Bunlar kabul edilemez. İşçiler köle olmayı kabul etmeyecek. Bugün burada yarın başka bir yerde, patronların bu açgözlülüğüne karşı mücadele etmeye ve örgütlenmeye devam edeceğiz.

 

Patronların Ensesindeyiz Haydar Paşa İşçi Komitesi

İşçilerin mücadelesi sonuç verdi

Dün (12 Mart 2020) iş bırakma kararı alan işçilere 20 Mart 2020 Cuma günü maaşlarının ödeneceği sözü verildi. Patron işçilere, "İsteyen işten çıksın, çıkışını verelim. Devam edecek olanlar hemen iş başı yapsın. Onların da maaşları ödenecek ama bundan sonra maaşların düzenli yatacağına dair bir söz veremeyiz. Çıkacak olanlar 'istifa' etsin" diye konuştu. Bunun üzerine işçiler, "İstifa ederek haklarımızdan vazgeçmemizi istiyorlar" diyerek istifa etmeyeceklerini bildirdi.

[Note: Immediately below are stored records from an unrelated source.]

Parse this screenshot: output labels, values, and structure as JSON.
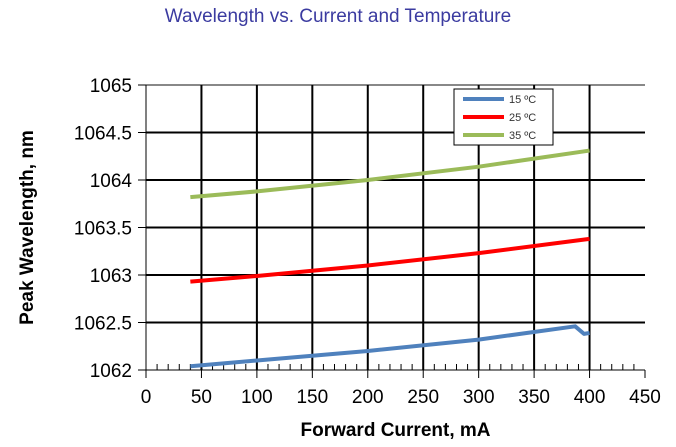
{
  "chart_data": {
    "type": "line",
    "title": "Wavelength vs. Current and Temperature",
    "xlabel": "Forward Current, mA",
    "ylabel": "Peak Wavelength, nm",
    "xlim": [
      0,
      450
    ],
    "ylim": [
      1062,
      1065
    ],
    "xticks": [
      "0",
      "50",
      "100",
      "150",
      "200",
      "250",
      "300",
      "350",
      "400",
      "450"
    ],
    "yticks": [
      "1062",
      "1062.5",
      "1063",
      "1063.5",
      "1064",
      "1064.5",
      "1065"
    ],
    "grid": true,
    "legend_position": "top-right",
    "series": [
      {
        "name": "15 ºC",
        "color": "#4f81bd",
        "x": [
          40,
          100,
          200,
          300,
          387,
          395,
          400
        ],
        "y": [
          1062.04,
          1062.1,
          1062.2,
          1062.32,
          1062.46,
          1062.38,
          1062.39
        ]
      },
      {
        "name": "25 ºC",
        "color": "#ff0000",
        "x": [
          40,
          100,
          200,
          300,
          400
        ],
        "y": [
          1062.93,
          1062.99,
          1063.1,
          1063.23,
          1063.38
        ]
      },
      {
        "name": "35 ºC",
        "color": "#9bbb59",
        "x": [
          40,
          100,
          200,
          300,
          400
        ],
        "y": [
          1063.82,
          1063.88,
          1064.0,
          1064.14,
          1064.31
        ]
      }
    ]
  }
}
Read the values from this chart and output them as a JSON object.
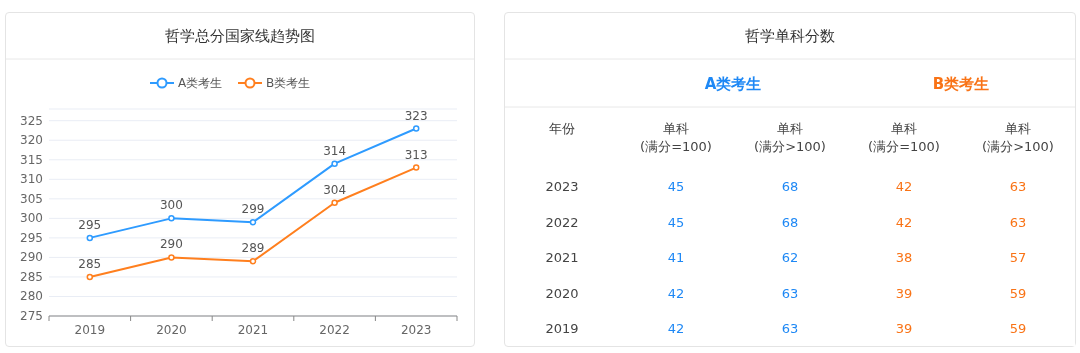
{
  "chart_data": [
    {
      "type": "line",
      "title": "哲学总分国家线趋势图",
      "categories": [
        "2019",
        "2020",
        "2021",
        "2022",
        "2023"
      ],
      "series": [
        {
          "name": "A类考生",
          "color": "#2e9bff",
          "values": [
            295,
            300,
            299,
            314,
            323
          ]
        },
        {
          "name": "B类考生",
          "color": "#ff7f1e",
          "values": [
            285,
            290,
            289,
            304,
            313
          ]
        }
      ],
      "ylim": [
        275,
        328
      ],
      "yticks": [
        275,
        280,
        285,
        290,
        295,
        300,
        305,
        310,
        315,
        320,
        325
      ],
      "grid": "y",
      "legend": "top",
      "marker": "circle",
      "line_style": "solid",
      "data_labels": true
    },
    {
      "type": "heatmap",
      "title": "哲学单科分数",
      "ylabel": "年份",
      "annotations": [
        "A类考生",
        "B类考生"
      ],
      "colors": [
        "#1e88f5",
        "#1e88f5",
        "#f97316",
        "#f97316"
      ],
      "categories": [
        "单科\n(满分=100)",
        "单科\n(满分>100)",
        "单科\n(满分=100)",
        "单科\n(满分>100)"
      ],
      "y_categories": [
        "2023",
        "2022",
        "2021",
        "2020",
        "2019"
      ],
      "data_labels": true,
      "cells": [
        [
          45,
          68,
          42,
          63
        ],
        [
          45,
          68,
          42,
          63
        ],
        [
          41,
          62,
          38,
          57
        ],
        [
          42,
          63,
          39,
          59
        ],
        [
          42,
          63,
          39,
          59
        ]
      ]
    }
  ]
}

Bugün gerçekleşen basın açıklaması sonrasında ise eyleme katılmayan işçilerin 3 aylık maaşları yatırıldı. Kötü çalışma koşulları ise olduğu gibi devam ediyor. İşçiler direnişlerinde kararlı olduklarını belirterek, "Bizi böyle yaparak diğer arkadaşlarımızdan ayırmak istiyorlar" ifadelerini kullandı.

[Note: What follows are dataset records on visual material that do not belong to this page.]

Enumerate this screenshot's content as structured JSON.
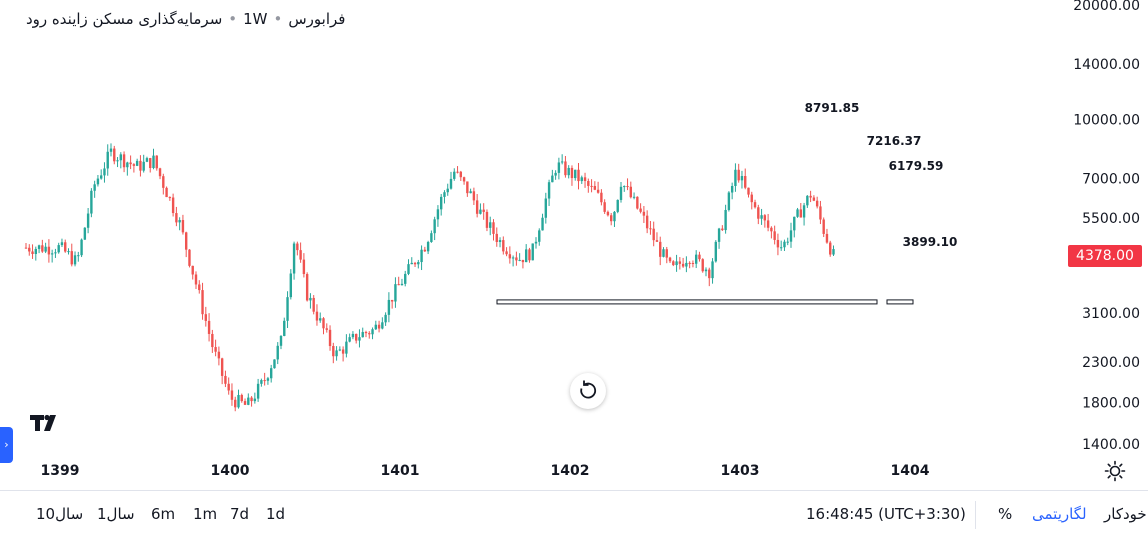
{
  "legend": {
    "name": "سرمایه‌گذاری مسکن زاینده رود",
    "interval": "1W",
    "exchange": "فرابورس"
  },
  "chart_data": {
    "type": "candlestick",
    "scale": "log",
    "y_ticks": [
      {
        "value": 20000,
        "label": "20000.00"
      },
      {
        "value": 14000,
        "label": "14000.00"
      },
      {
        "value": 10000,
        "label": "10000.00"
      },
      {
        "value": 7000,
        "label": "7000.00"
      },
      {
        "value": 5500,
        "label": "5500.00"
      },
      {
        "value": 3100,
        "label": "3100.00"
      },
      {
        "value": 2300,
        "label": "2300.00"
      },
      {
        "value": 1800,
        "label": "1800.00"
      },
      {
        "value": 1400,
        "label": "1400.00"
      }
    ],
    "x_ticks": [
      "1399",
      "1400",
      "1401",
      "1402",
      "1403",
      "1404"
    ],
    "last_price": {
      "value": 4378,
      "label": "4378.00"
    },
    "levels": [
      {
        "value": 8791.85,
        "label": "8791.85"
      },
      {
        "value": 7216.37,
        "label": "7216.37"
      },
      {
        "value": 6179.59,
        "label": "6179.59"
      },
      {
        "value": 3899.1,
        "label": "3899.10"
      }
    ],
    "close_path": [
      [
        1399.0,
        4600
      ],
      [
        1399.1,
        4200
      ],
      [
        1399.2,
        6700
      ],
      [
        1399.3,
        8200
      ],
      [
        1399.45,
        7500
      ],
      [
        1399.55,
        7800
      ],
      [
        1399.7,
        5400
      ],
      [
        1399.8,
        3700
      ],
      [
        1399.9,
        2500
      ],
      [
        1400.0,
        1850
      ],
      [
        1400.1,
        1760
      ],
      [
        1400.2,
        2050
      ],
      [
        1400.3,
        2600
      ],
      [
        1400.38,
        4900
      ],
      [
        1400.45,
        3500
      ],
      [
        1400.55,
        2800
      ],
      [
        1400.62,
        2400
      ],
      [
        1400.75,
        2700
      ],
      [
        1400.85,
        2800
      ],
      [
        1400.95,
        3400
      ],
      [
        1401.05,
        4000
      ],
      [
        1401.15,
        4700
      ],
      [
        1401.25,
        6300
      ],
      [
        1401.32,
        7300
      ],
      [
        1401.42,
        6300
      ],
      [
        1401.5,
        5400
      ],
      [
        1401.6,
        4700
      ],
      [
        1401.7,
        4300
      ],
      [
        1401.78,
        4500
      ],
      [
        1401.85,
        6000
      ],
      [
        1401.92,
        7600
      ],
      [
        1402.05,
        7000
      ],
      [
        1402.15,
        6400
      ],
      [
        1402.25,
        5500
      ],
      [
        1402.3,
        6900
      ],
      [
        1402.42,
        5600
      ],
      [
        1402.52,
        4600
      ],
      [
        1402.6,
        4000
      ],
      [
        1402.7,
        4400
      ],
      [
        1402.82,
        4000
      ],
      [
        1402.9,
        5400
      ],
      [
        1402.98,
        7400
      ],
      [
        1403.05,
        6200
      ],
      [
        1403.15,
        5300
      ],
      [
        1403.25,
        4600
      ],
      [
        1403.35,
        5700
      ],
      [
        1403.42,
        6400
      ],
      [
        1403.5,
        5000
      ],
      [
        1403.55,
        4378
      ]
    ],
    "support_y": 3899.1
  },
  "bottom": {
    "timeframes": [
      "10سال",
      "1سال",
      "6m",
      "1m",
      "7d",
      "1d"
    ],
    "time": "16:48:45 (UTC+3:30)",
    "percent": "%",
    "log_label": "لگاریتمی",
    "auto_label": "خودکار"
  },
  "colors": {
    "up": "#26a69a",
    "down": "#ef5350",
    "price_tag": "#f23645",
    "accent": "#2962ff"
  }
}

Daha sonra saat 15.00 sularında işçilerin avukatı ile patronların avukatı bir araya gelerek bir görüşme gerçekleştirdi. Bu görüşme sonucunda bugün eyleme katılan işçilerin de maaşlarının ödeneceği ve çıkışlarının verilerek işten çıkarmalarından doğan haklarını da kazanacakları açıklandı.

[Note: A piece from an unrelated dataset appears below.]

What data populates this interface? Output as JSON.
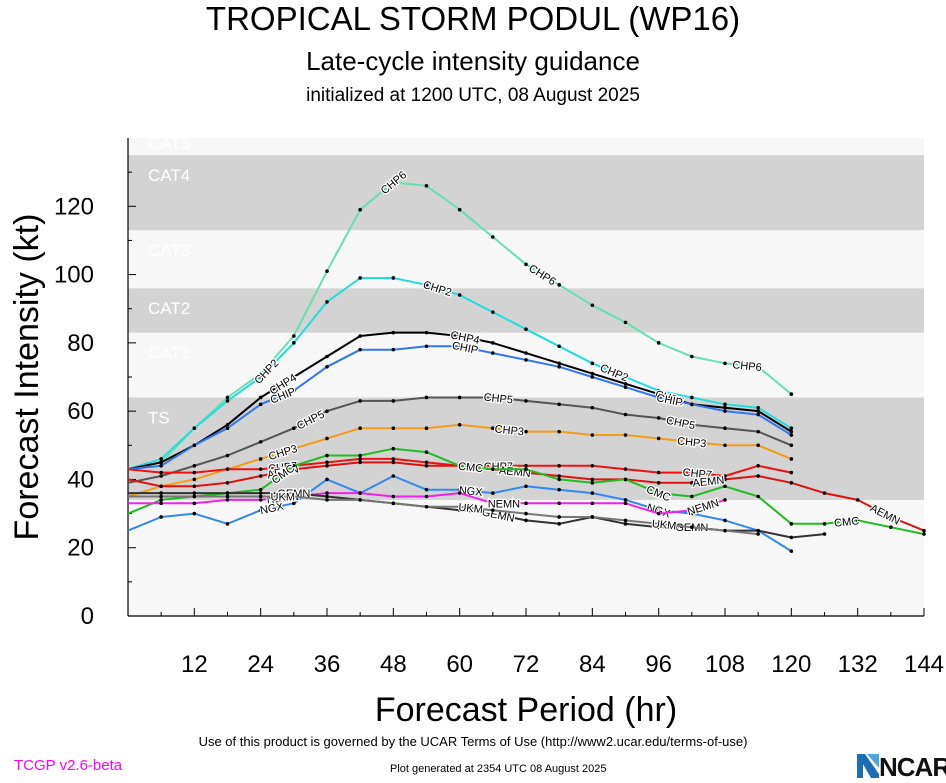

halktv.com.tr ekibi olarak, sorumlu habercilik ve fikri takip ilkelerimizin gereği işçilerin maaşlarının yatıp yatmadığının ve işten çıkarmalardan sonra haklarının verilip verilmediğinin takipçisi olacağımızın bilinmesini isteriz.

Güncelleme (20.05) - Haydarpaşa işçilerinin tamamı ödenmeyen maaşlarını aldı.

Arkeologlardan işçilere destek

Arkeologlar Derneği İstanbul Şubesi, aylardır maaşlarını alamayan işçilere destek için gelerek bir açıklamada bulundu. Yaptıkları açıklamada, güvencesiz ve sağlıksız çalışma koşullarının kültürel varlıkların araştırılması için sağlanması gereken koşulların oluşmasını da engellediğine vurgu yaparken; "Unutulmamalıdır ki hepimiz işçiyiz" diyerek işçilere desteklerini belirttiler.

Arkeologlar Derneği İstanbul Şubesi'nin açıklaması şöyle:

Arkeolojik kazı, özveri ve titizlik gerektiren bir ekip çalışmasıdır. Bu ekibin her üyesi birbiriyle iletişim ve dayanışma içerisinde çalışmalı. Ancak bugün görüyoruz ki Haydarpaşa'da meslektaşlarımızla birlikte çalışan arkadaşlarımız emeklerinin karşılıklarını alamıyorlar. Bu koşullarda çalışmalarını beklemek haksızlık olur. Unutulmamalıdır ki hepimiz işçiyiz. Bu güvencesiz, sağlıksız koşulların çalışmanın, çalışmanın yeterli emek ve özveriyle gerçekleştirilmesini zorlaştırdığından kültür varlıklarının sağlıklı bir şekilde araştırılabileceği ortam yaratılmasını da engelleyecektir. Arkeologlar Derneği İstanbul Şubesi Haydarpaşa işçilerinin yanındadır.

Orhan Aydın: İşçilerin hakkını verin yoksa ensenizde boza pişirmeye devam ederiz

Tiyatro sanatçısı ve soL Portal yazarı Orhan Aydın da işçilere destek verenler arasındaydı. Aydın, yaptığı konuşmada insanlığın ortak değerlerinin 5 şirkete peşkeş çekildiğini ifade ederek, "İşçilerin haklarını verin, yoksa ensenizde boza pişirmeye devam ederiz" dedi. Aydın, taşeron aracılığıyla işçilerin emeklerinin üzerine konulmasının kabul edilebilir olmadığını da söyledi.

Orhan Aydın şöyle konuştu:

Bütün kültürel varlıklar, bütün dünya insanlığının ortak değrleri ve ortak miraslarıdır. Onun üzerinde talancıların, hırsızların, sahtekârların, yalancıların tezgâh kurmasına bu dünya insanlığı adına hayır demek için buradayım ben. Bu ülkeyi talan eden 5 şirketin gelip bu Haydarpaşa'daki insanlığın ortak mirası durumundaki kültürel katman üzerinde bir güç yaratması, yetmiyormuş gibi taşeron aracılığıyla işçi kardeşlerimin emeğinin üzerine konması kabul edilebilir değildir! Onun için buradan sesleniyorum; insanlığın ortak değeri olan kültürel varlığı peşkeş çektiğiniz bu 5 şirketin elinden alın ve bir an önce işçilerin haklarını vererek burayı restore edip hayata katın.

 

İşçilerin hakkını verin, işçilerin hakkını verin yoksa ensenizde boza pişirmeye devam ederiz! İşçilerin hakkını verin!